25 jun 2012

1 jun 2012

El síndrome de la verbena


El azul tinta que oscurece en el ocaso había dado paso a la franca y pulcra noche de agosto.

Caminaban la mayoría de los vecinos, con la resuelta viveza de quien escapa de todo por un ratito. También se había sumado al río de los llamados al festejo, José Joaquín Trimuesque que, no obstante, se paró en la heladería La Bienplantá para comprarse un cornete descomunal de vainilla; le arreó el primer lametón, dobló la esquina y enfiló la calle de los Tundidores donde ya se oía claramente la animada melodía La niña de Puerto Rico. El paso se le hizo un pelín más mohíno quizá porque prestaba mucha atención al goteo del helado que ya empezaba a derretirse. Se paró un momento para distribuir lengüetazos preventivos por todo el perímetro de aquel cono de barquillo rebosante. No era eso solo, ahora se habían arrancado con Suspiros de España.
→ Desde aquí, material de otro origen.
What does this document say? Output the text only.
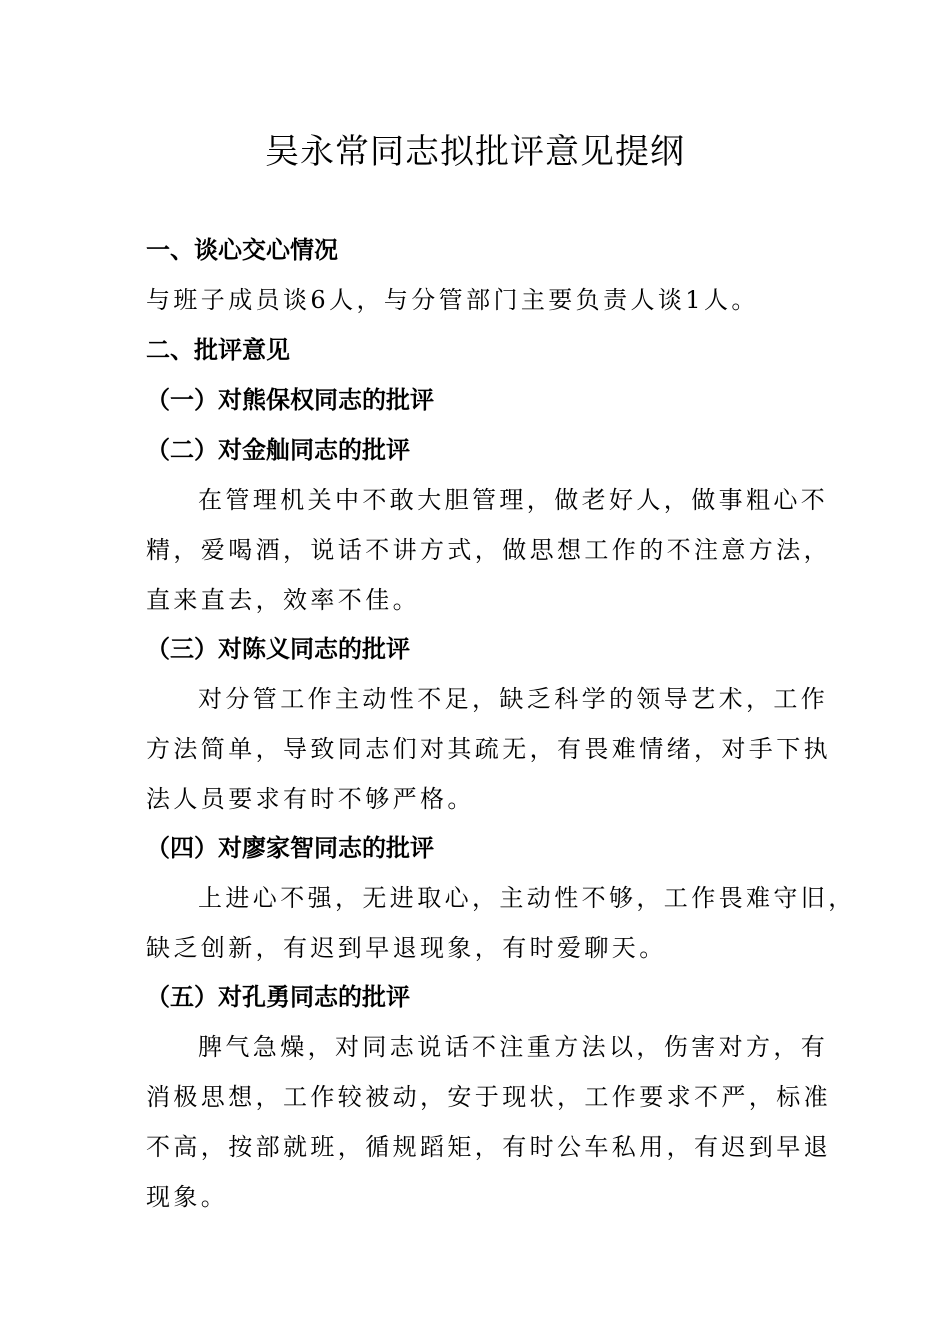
吴永常同志拟批评意见提纲
一、谈心交心情况
与班子成员谈6人，与分管部门主要负责人谈1人。
二、批评意见
（一）对熊保权同志的批评
（二）对金舢同志的批评
在管理机关中不敢大胆管理，做老好人，做事粗心不
精，爱喝酒，说话不讲方式，做思想工作的不注意方法，
直来直去，效率不佳。
（三）对陈义同志的批评
对分管工作主动性不足，缺乏科学的领导艺术，工作
方法简单，导致同志们对其疏无，有畏难情绪，对手下执
法人员要求有时不够严格。
（四）对廖家智同志的批评
上进心不强，无进取心，主动性不够，工作畏难守旧，
缺乏创新，有迟到早退现象，有时爱聊天。
（五）对孔勇同志的批评
脾气急燥，对同志说话不注重方法以，伤害对方，有
消极思想，工作较被动，安于现状，工作要求不严，标准
不高，按部就班，循规蹈矩，有时公车私用，有迟到早退
现象。
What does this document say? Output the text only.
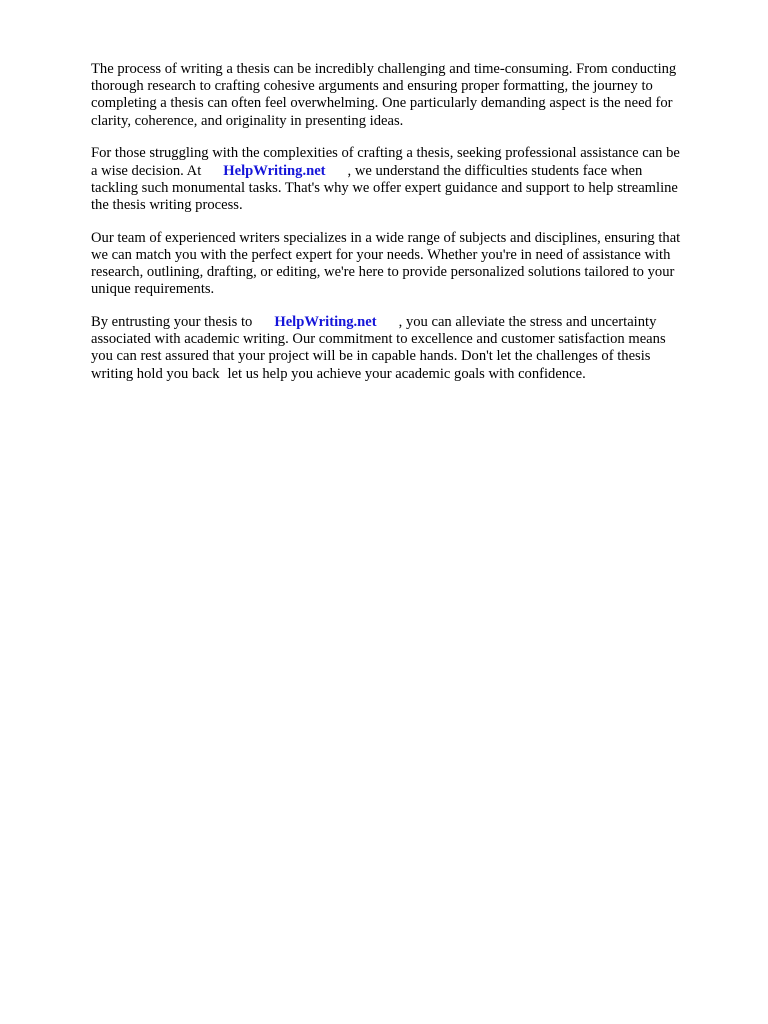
The process of writing a thesis can be incredibly challenging and time-consuming. From conducting
thorough research to crafting cohesive arguments and ensuring proper formatting, the journey to
completing a thesis can often feel overwhelming. One particularly demanding aspect is the need for
clarity, coherence, and originality in presenting ideas.

For those struggling with the complexities of crafting a thesis, seeking professional assistance can be
a wise decision. At HelpWriting.net , we understand the difficulties students face when
tackling such monumental tasks. That's why we offer expert guidance and support to help streamline
the thesis writing process.

Our team of experienced writers specializes in a wide range of subjects and disciplines, ensuring that
we can match you with the perfect expert for your needs. Whether you're in need of assistance with
research, outlining, drafting, or editing, we're here to provide personalized solutions tailored to your
unique requirements.

By entrusting your thesis to HelpWriting.net , you can alleviate the stress and uncertainty
associated with academic writing. Our commitment to excellence and customer satisfaction means
you can rest assured that your project will be in capable hands. Don't let the challenges of thesis
writing hold you back let us help you achieve your academic goals with confidence.
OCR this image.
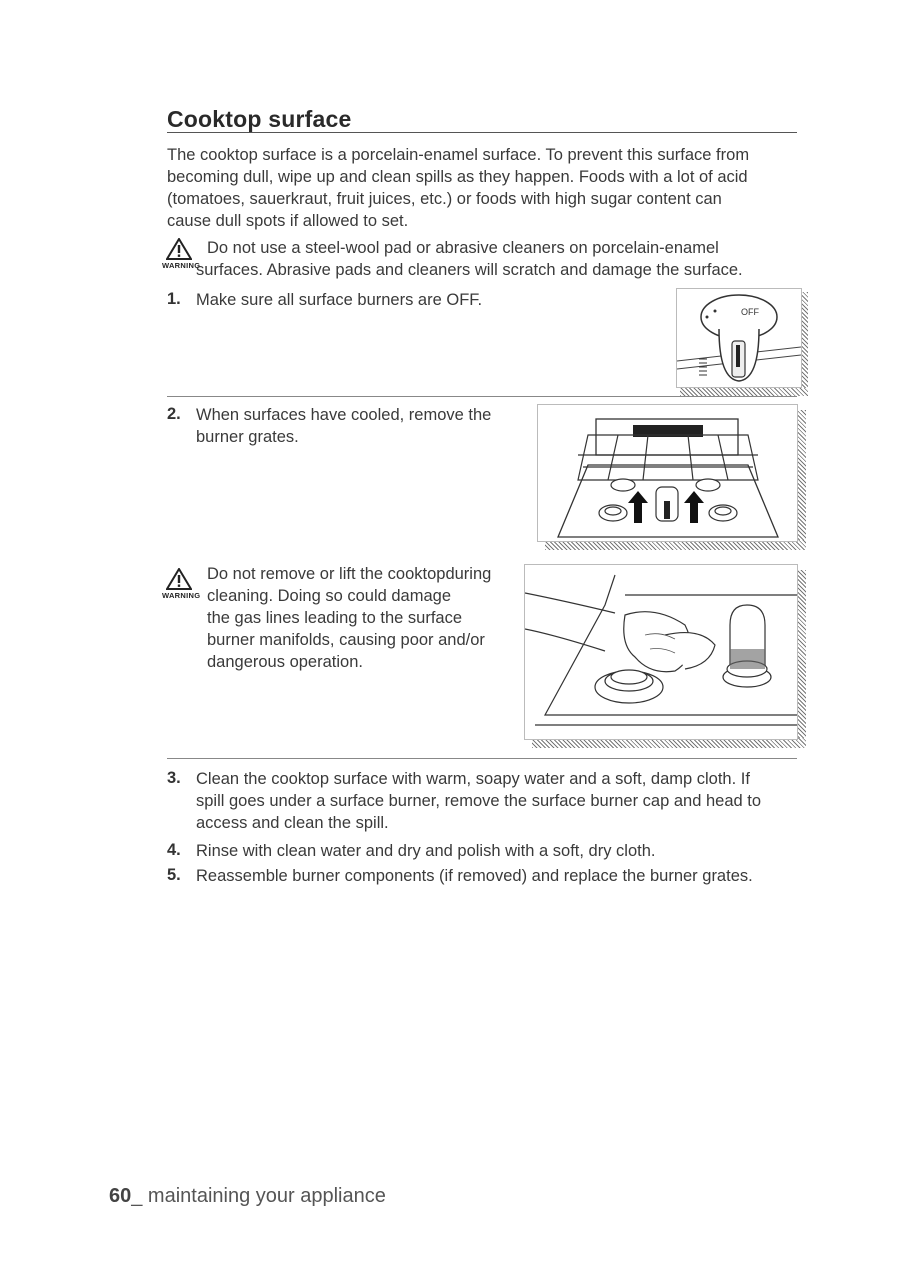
Cooktop surface
The cooktop surface is a porcelain-enamel surface. To prevent this surface from
becoming dull, wipe up and clean spills as they happen. Foods with a lot of acid
(tomatoes, sauerkraut, fruit juices, etc.) or foods with high sugar content can
cause dull spots if allowed to set.
WARNING
Do not use a steel-wool pad or abrasive cleaners on porcelain-enamel
surfaces. Abrasive pads and cleaners will scratch and damage the surface.
1. Make sure all surface burners are OFF.
OFF
2. When surfaces have cooled, remove the
burner grates.
WARNING
Do not remove or lift the cooktopduring
cleaning. Doing so could damage
the gas lines leading to the surface
burner manifolds, causing poor and/or
dangerous operation.
3. Clean the cooktop surface with warm, soapy water and a soft, damp cloth. If
spill goes under a surface burner, remove the surface burner cap and head to
access and clean the spill.
4. Rinse with clean water and dry and polish with a soft, dry cloth.
5. Reassemble burner components (if removed) and replace the burner grates.
60_ maintaining your appliance
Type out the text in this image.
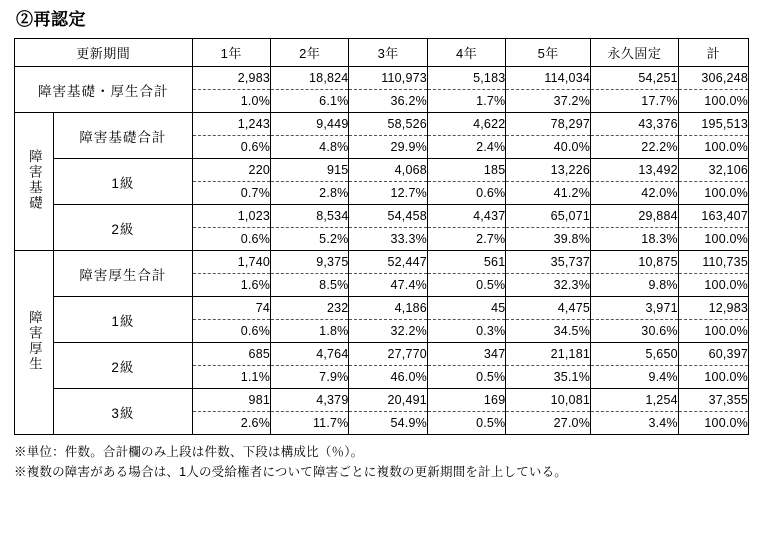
②再認定
更新期間		1年	2年	3年	4年	5年	永久固定	計
障害基礎・厚生合計		2,983	18,824	110,973	5,183	114,034	54,251	306,248
		1.0%	6.1%	36.2%	1.7%	37.2%	17.7%	100.0%
障害基礎	障害基礎合計	1,243	9,449	58,526	4,622	78,297	43,376	195,513
		0.6%	4.8%	29.9%	2.4%	40.0%	22.2%	100.0%
	1級	220	915	4,068	185	13,226	13,492	32,106
		0.7%	2.8%	12.7%	0.6%	41.2%	42.0%	100.0%
	2級	1,023	8,534	54,458	4,437	65,071	29,884	163,407
		0.6%	5.2%	33.3%	2.7%	39.8%	18.3%	100.0%
障害厚生	障害厚生合計	1,740	9,375	52,447	561	35,737	10,875	110,735
		1.6%	8.5%	47.4%	0.5%	32.3%	9.8%	100.0%
	1級	74	232	4,186	45	4,475	3,971	12,983
		0.6%	1.8%	32.2%	0.3%	34.5%	30.6%	100.0%
	2級	685	4,764	27,770	347	21,181	5,650	60,397
		1.1%	7.9%	46.0%	0.5%	35.1%	9.4%	100.0%
	3級	981	4,379	20,491	169	10,081	1,254	37,355
		2.6%	11.7%	54.9%	0.5%	27.0%	3.4%	100.0%
※単位：件数。合計欄のみ上段は件数、下段は構成比（％）。
※複数の障害がある場合は、1人の受給権者について障害ごとに複数の更新期間を計上している。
Estaba jodido. Lo que José Joaquín Trimuesque llamaba el síndrome de la verbena, manifestaba sus primeros síntomas. Se terminó el helado lo más aprisa que pudo y salió impelido hacia una mesa de las pocas libres de una terraza. Necesitaba sentarse porque ya estaban dándole a la bellísima Veinte años.

Pidió agua mineral y café y cuando se lo sirvieron sonaba el famoso y recio pasodoble No te vayas de Navarra. Se había hundido totalmente; no tenía que haber venido.

Bastaba con que le prestase unos segundos de atención a cualquiera de las canciones que su psiquiatra llamaba “de la línea del tiempo”, para sumirse en la más absoluta melancolía, caer en el peor de los desamparos y morirse de añoranza por lo que tuvo y se fue, por lo que intuía y perdió o simplemente por lo que se imaginaba y no era.

Se bebió el agua pero no el café, porque frío ya no le gustaba. Tenía que marcharse rápido pero no pudo levantarse hasta que la vocalista anunció unos minutitos de descanso.

Tomó un camino diferente para volver a su casa, se metió al cuerpo las gotas y  se fue a la cama que es donde debía de haber estado todo el rato.